Charles v. City of Los Angeles

Summarized by:

  • Court: 9th Circuit Court of Appeals Archives
  • Area(s) of Law: First Amendment
  • Date Filed: 10-15-2012
  • Case #: 10-57028
  • Judge(s)/Court Below: Circuit Judge Wardlaw for the Court; Circuit Judges Paez and Rawlinson
  • Full Text Opinion

A billboard advertising a particular product and proposing a commercial transaction is commercial speech, and the fact that the billboard advertises protected expressive speech does not change its commercial-speech status.

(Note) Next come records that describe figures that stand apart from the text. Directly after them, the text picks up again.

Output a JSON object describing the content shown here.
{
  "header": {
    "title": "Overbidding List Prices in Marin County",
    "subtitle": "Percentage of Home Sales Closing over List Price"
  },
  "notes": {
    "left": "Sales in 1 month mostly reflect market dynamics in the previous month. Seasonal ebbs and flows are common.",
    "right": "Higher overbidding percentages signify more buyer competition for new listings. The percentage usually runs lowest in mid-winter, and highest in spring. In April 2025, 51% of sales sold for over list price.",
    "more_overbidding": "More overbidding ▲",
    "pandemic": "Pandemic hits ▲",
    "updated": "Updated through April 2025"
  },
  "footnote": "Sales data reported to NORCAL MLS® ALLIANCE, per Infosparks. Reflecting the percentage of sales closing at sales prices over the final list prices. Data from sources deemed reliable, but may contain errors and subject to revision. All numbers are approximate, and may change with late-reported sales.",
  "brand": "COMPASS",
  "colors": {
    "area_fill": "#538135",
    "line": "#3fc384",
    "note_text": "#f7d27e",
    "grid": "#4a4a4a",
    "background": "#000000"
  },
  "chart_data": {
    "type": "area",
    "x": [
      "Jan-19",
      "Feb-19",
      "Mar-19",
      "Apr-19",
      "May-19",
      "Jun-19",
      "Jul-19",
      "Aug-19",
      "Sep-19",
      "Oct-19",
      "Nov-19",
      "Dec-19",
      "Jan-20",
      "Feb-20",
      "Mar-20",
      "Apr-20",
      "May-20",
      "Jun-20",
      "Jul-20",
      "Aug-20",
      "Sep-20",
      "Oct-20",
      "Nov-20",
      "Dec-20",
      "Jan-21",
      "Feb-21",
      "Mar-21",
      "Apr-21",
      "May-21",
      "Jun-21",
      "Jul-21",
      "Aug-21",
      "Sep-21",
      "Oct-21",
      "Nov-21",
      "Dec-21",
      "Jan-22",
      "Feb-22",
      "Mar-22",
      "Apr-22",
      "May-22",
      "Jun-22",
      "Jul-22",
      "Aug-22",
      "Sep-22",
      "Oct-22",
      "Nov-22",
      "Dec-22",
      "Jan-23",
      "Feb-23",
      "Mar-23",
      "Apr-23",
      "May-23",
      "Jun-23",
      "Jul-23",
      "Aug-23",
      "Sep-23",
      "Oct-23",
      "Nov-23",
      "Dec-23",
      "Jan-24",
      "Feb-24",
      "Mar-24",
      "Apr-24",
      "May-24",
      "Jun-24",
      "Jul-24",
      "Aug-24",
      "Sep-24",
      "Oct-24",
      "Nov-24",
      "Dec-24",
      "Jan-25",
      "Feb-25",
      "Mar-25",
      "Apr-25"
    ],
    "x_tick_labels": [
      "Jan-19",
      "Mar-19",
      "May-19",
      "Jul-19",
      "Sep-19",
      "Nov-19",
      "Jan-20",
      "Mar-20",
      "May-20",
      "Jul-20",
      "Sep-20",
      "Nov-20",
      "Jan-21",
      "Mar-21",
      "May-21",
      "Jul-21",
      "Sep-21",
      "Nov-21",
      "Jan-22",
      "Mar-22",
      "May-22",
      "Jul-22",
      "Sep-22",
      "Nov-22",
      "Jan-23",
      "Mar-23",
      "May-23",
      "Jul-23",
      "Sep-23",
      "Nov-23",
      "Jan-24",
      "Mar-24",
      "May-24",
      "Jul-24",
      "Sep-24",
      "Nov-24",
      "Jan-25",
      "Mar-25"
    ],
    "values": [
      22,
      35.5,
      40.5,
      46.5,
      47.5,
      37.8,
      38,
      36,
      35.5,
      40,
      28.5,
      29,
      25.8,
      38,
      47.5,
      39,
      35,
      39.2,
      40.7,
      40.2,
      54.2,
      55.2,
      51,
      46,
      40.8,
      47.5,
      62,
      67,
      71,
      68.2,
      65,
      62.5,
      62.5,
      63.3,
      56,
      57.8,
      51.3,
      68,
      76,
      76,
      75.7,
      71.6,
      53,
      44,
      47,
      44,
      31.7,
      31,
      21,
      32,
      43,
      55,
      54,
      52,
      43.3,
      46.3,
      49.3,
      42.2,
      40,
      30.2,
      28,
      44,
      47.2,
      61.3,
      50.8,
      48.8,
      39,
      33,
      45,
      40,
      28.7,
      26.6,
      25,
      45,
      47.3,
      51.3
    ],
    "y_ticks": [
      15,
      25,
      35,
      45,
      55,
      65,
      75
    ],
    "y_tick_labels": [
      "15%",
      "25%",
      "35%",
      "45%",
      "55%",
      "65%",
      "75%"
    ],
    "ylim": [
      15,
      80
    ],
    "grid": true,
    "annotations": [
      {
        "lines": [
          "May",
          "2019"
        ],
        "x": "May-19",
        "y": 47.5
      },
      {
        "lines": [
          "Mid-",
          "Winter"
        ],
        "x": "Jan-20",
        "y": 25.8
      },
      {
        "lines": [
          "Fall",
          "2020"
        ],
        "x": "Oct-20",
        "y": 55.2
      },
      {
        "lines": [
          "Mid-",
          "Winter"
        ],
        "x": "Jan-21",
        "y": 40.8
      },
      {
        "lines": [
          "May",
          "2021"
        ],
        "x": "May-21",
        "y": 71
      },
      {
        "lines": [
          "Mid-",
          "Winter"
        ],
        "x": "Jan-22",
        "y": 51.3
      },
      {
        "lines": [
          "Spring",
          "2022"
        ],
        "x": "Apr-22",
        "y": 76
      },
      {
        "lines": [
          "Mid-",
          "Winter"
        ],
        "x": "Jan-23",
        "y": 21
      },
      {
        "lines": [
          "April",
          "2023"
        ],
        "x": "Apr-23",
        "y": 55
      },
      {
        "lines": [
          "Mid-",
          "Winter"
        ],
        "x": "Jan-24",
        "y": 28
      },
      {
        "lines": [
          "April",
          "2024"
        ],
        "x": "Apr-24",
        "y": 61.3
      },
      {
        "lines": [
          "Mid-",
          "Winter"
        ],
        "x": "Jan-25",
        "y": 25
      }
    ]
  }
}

Wayne Charles and Fort Self Storage (“Appellants”) sought to install a temporary offsite billboard advertisement for “E! News.” The City of Los Angeles’s Building and Safety Department determined that the sign was “strictly commercial in nature” and therefore violates its sign ordinance. The district court followed the City’s determination, and granted judgment in favor of the City. On appeal, Appellants argued that the district court erred in concluding that the billboard constitutes commercial speech, because the advertisements were for expressive works and therefore contained protected speech. The Court looked to the Supreme Court’s prior determination that speech is likely commercial if it is an advertisement relating to one product, and is driven by commercial motivation. Although Appellants agreed that the billboard is an advertisement, they claimed that it should be granted the same protection as works being advertised. The Court disagreed and concluded that the billboard is commercial speech, reasoning that the sign does not include “inextricably intertwined” noncommercial and commercial elements. Appellants further cited California cases for the proposition that “truthful advertisements for expressive works are inherently noncommercial speech, because they are accorded the same First Amendment status as the underlying advertised work.” However, the Court rejected that argument because those cases concern only liability under state tort law. The Court also expressed concern that allowing “such a broad exception” to commercial speech would “radically enlarge the recognized exceptions to the First Amendment’s limited protections for advertising.” Although the Court affirmed the district court’s judgment, the Court stated that the district court’s review of the City’s determination was too deferential. Given the importance of the constitutional rights at issue, the district court should have reviewed the City’s determination de novo. AFFIRMED.